Of all the Woody Allen movies not starring Allen, my pet favorite is 1999’s Sweet and Lowdown. (He’s in the picture, but only as himself in interviews.) Allen nursed the project for a long time; it would have been his first for United Artists had they not demanded a comedy (which it only sort of is). Though not necessarily a labor of love any more than his Bergmanian dramas or his richer comedies, Sweet and Lowdown does radiate a certain heavily invested warmth absent from more recent misfires, not to mention the previous year’s caustic Celebrity, to which this served as something of a corrective.
Two of the director’s great loves – music and Fellini – make the foundation. A kind-of faux-biopic about one of the world’s great jazz guitarists, the film’s main characters and central story arc quite baldly ape La Strada, right down to a closing scene in which a guitar smashing (“I made a mistake!”) substitutes for Anthony Quinn’s oceanside breakdown. I hadn’t yet seen Fellini’s film when I first saw Sweet and Lowdown, but the explosion of regret didn’t lose its incredible power once I realized how much of it was homage – it simply triggered conscious appreciation for the older work.
Sean Penn does his best work outside of Mystic River here, as guitarist Emmet Ray, an insecure gasbag at all times except those when he has his axe in hand.

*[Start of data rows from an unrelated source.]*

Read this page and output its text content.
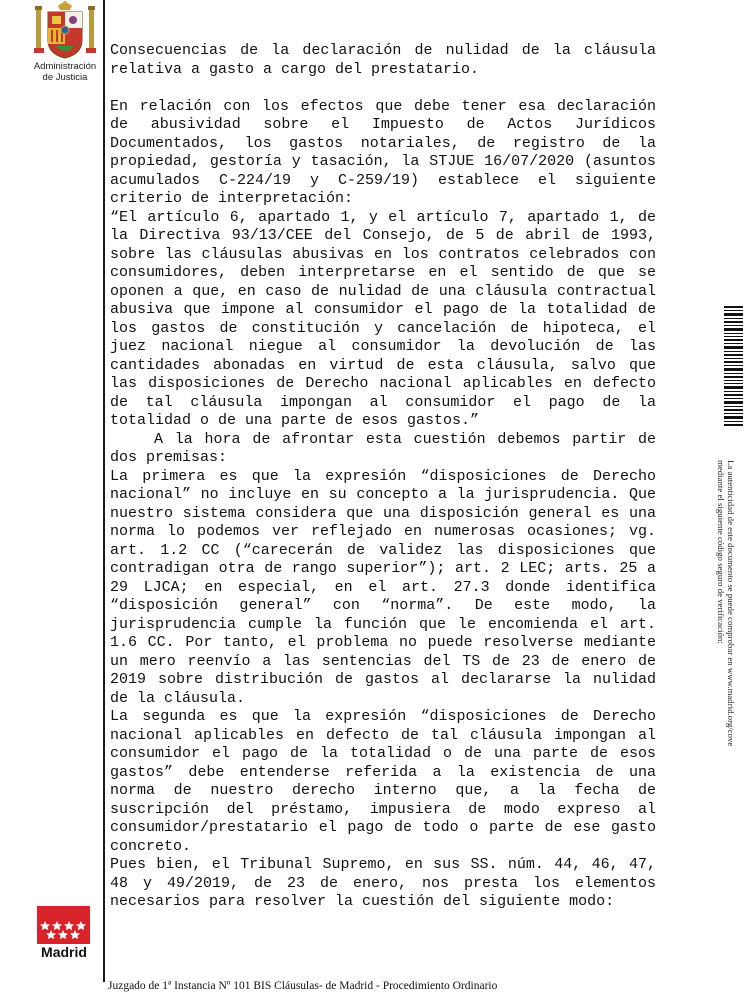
Administración
de Justicia
Madrid
La autenticidad de este documento se puede comprobar en www.madrid.org/cove
mediante el siguiente código seguro de verificación:

Consecuencias de la declaración de nulidad de la cláusula relativa a gasto a cargo del prestatario.

En relación con los efectos que debe tener esa declaración de abusividad sobre el Impuesto de Actos Jurídicos Documentados, los gastos notariales, de registro de la propiedad, gestoría y tasación, la STJUE 16/07/2020 (asuntos acumulados C-224/19 y C-259/19) establece el siguiente criterio de interpretación:

“El artículo 6, apartado 1, y el artículo 7, apartado 1, de la Directiva 93/13/CEE del Consejo, de 5 de abril de 1993, sobre las cláusulas abusivas en los contratos celebrados con consumidores, deben interpretarse en el sentido de que se oponen a que, en caso de nulidad de una cláusula contractual abusiva que impone al consumidor el pago de la totalidad de los gastos de constitución y cancelación de hipoteca, el juez nacional niegue al consumidor la devolución de las cantidades abonadas en virtud de esta cláusula, salvo que las disposiciones de Derecho nacional aplicables en defecto de tal cláusula impongan al consumidor el pago de la totalidad o de una parte de esos gastos.”

A la hora de afrontar esta cuestión debemos partir de dos premisas:

La primera es que la expresión “disposiciones de Derecho nacional” no incluye en su concepto a la jurisprudencia. Que nuestro sistema considera que una disposición general es una norma lo podemos ver reflejado en numerosas ocasiones; vg. art. 1.2 CC (“carecerán de validez las disposiciones que contradigan otra de rango superior”); art. 2 LEC; arts. 25 a 29 LJCA; en especial, en el art. 27.3 donde identifica “disposición general” con “norma”. De este modo, la jurisprudencia cumple la función que le encomienda el art. 1.6 CC. Por tanto, el problema no puede resolverse mediante un mero reenvío a las sentencias del TS de 23 de enero de 2019 sobre distribución de gastos al declararse la nulidad de la cláusula.

La segunda es que la expresión “disposiciones de Derecho nacional aplicables en defecto de tal cláusula impongan al consumidor el pago de la totalidad o de una parte de esos gastos” debe entenderse referida a la existencia de una norma de nuestro derecho interno que, a la fecha de suscripción del préstamo, impusiera de modo expreso al consumidor/prestatario el pago de todo o parte de ese gasto concreto.

Pues bien, el Tribunal Supremo, en sus SS. núm. 44, 46, 47, 48 y 49/2019, de 23 de enero, nos presta los elementos necesarios para resolver la cuestión del siguiente modo:

Juzgado de 1ª Instancia Nº 101 BIS Cláusulas- de Madrid - Procedimiento Ordinario
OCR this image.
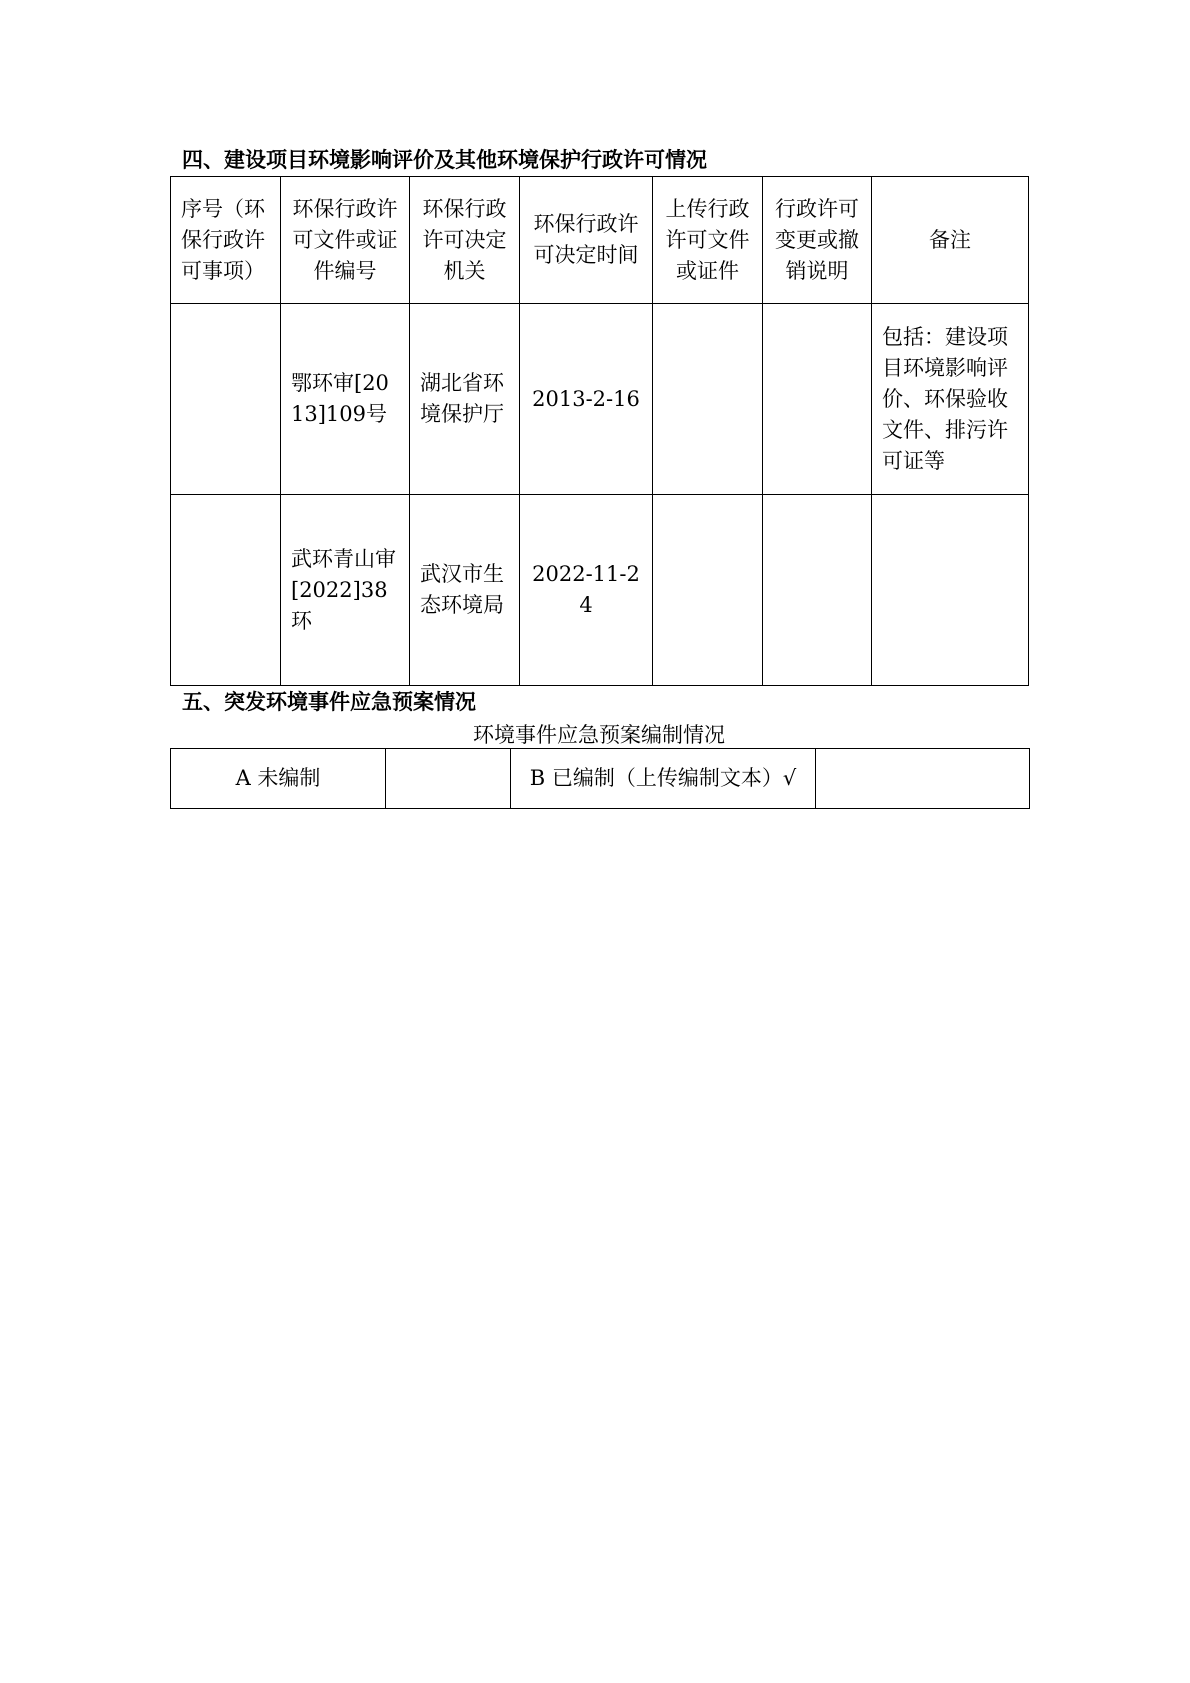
四、建设项目环境影响评价及其他环境保护行政许可情况
序号（环保行政许可事项）	环保行政许可文件或证件编号	环保行政许可决定机关	环保行政许可决定时间	上传行政许可文件或证件	行政许可变更或撤销说明	备注
	鄂环审[2013]109号	湖北省环境保护厅	2013-2-16			包括：建设项目环境影响评价、环保验收文件、排污许可证等
	武环青山审[2022]38环	武汉市生态环境局	2022-11-24			
五、突发环境事件应急预案情况
环境事件应急预案编制情况
A 未编制		B 已编制（上传编制文本）√	
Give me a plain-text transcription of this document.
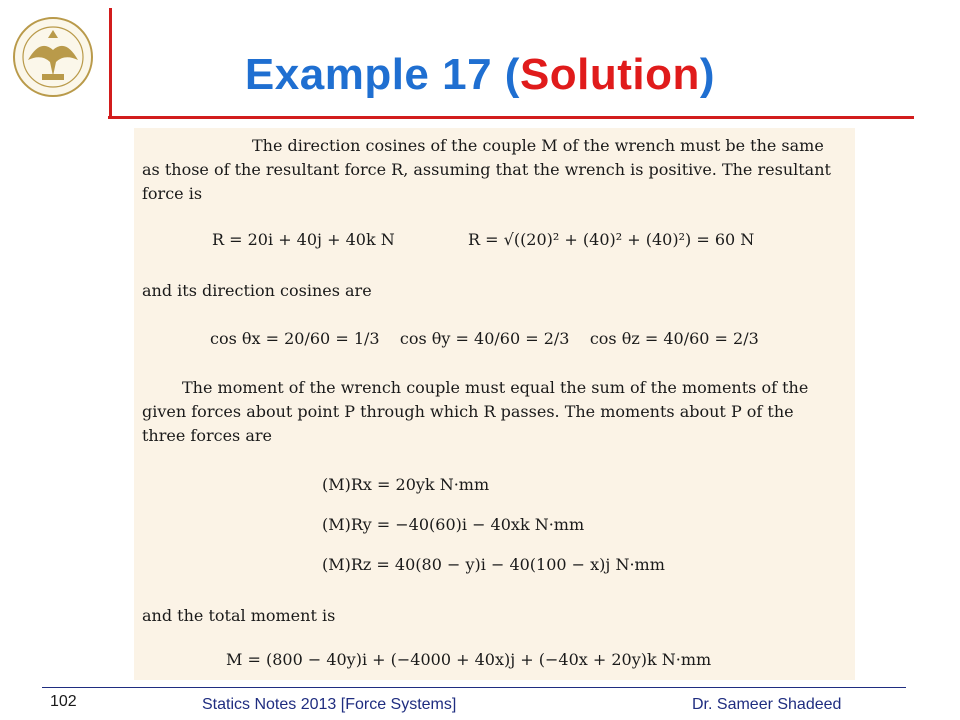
Example 17 (Solution)
The direction cosines of the couple M of the wrench must be the same as those of the resultant force R, assuming that the wrench is positive. The resultant force is
R = 20i + 40j + 40k N	R = √((20)² + (40)² + (40)²) = 60 N
and its direction cosines are
cos θx = 20/60 = 1/3    cos θy = 40/60 = 2/3    cos θz = 40/60 = 2/3
The moment of the wrench couple must equal the sum of the moments of the given forces about point P through which R passes. The moments about P of the three forces are
(M)Rx = 20yk N·mm
(M)Ry = −40(60)i − 40xk N·mm
(M)Rz = 40(80 − y)i − 40(100 − x)j N·mm
and the total moment is
M = (800 − 40y)i + (−4000 + 40x)j + (−40x + 20y)k N·mm
102	Statics Notes 2013 [Force Systems]	Dr. Sameer Shadeed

Pompous and vulgar, Ray’s favorite hobbies are shooting rats at the dump and bragging (“First time I had sex – seven years old.”) The source of his pain, which Penn insinuates beautifully, is that deep down he knows how insufferable he is. His most crucial and touching tic is never failing to asterisk his boast of being the world’s greatest guitarist with the acknowledgment that there is “this gypsy” (Django Reinhardt) who is Ray’s sole superior. In the movie’s most outrageous sequence, Ray faints after spotting his idol following a disputed heist. In a role that landed her a deserved Best Supporting Actress nomination, Samantha Morton is remarkable as Ray’s mute, impossibly forgiving girlfriend Hattie. While in some ways a Giulietta Masina as Gelsomina impersonation, Morton makes the role her own, hiding the pain inflicted by Ray’s abusive remarks and ghastly insensitivity with a warm smile.
Sweet and Lowdown is equally in love with music (Howard Alden is the talented ringer on guitar) and music lore, and Allen has a lot of fun toying with the slipperiness of handed-down jazz blues legends. Something like Zelig meets Bullets Over Broadway in form, it does suffer from mild schizophrenia, but like a finger-flying Emmet Ray solo it always finds the melody again. It plays at Film Forum January 2nd.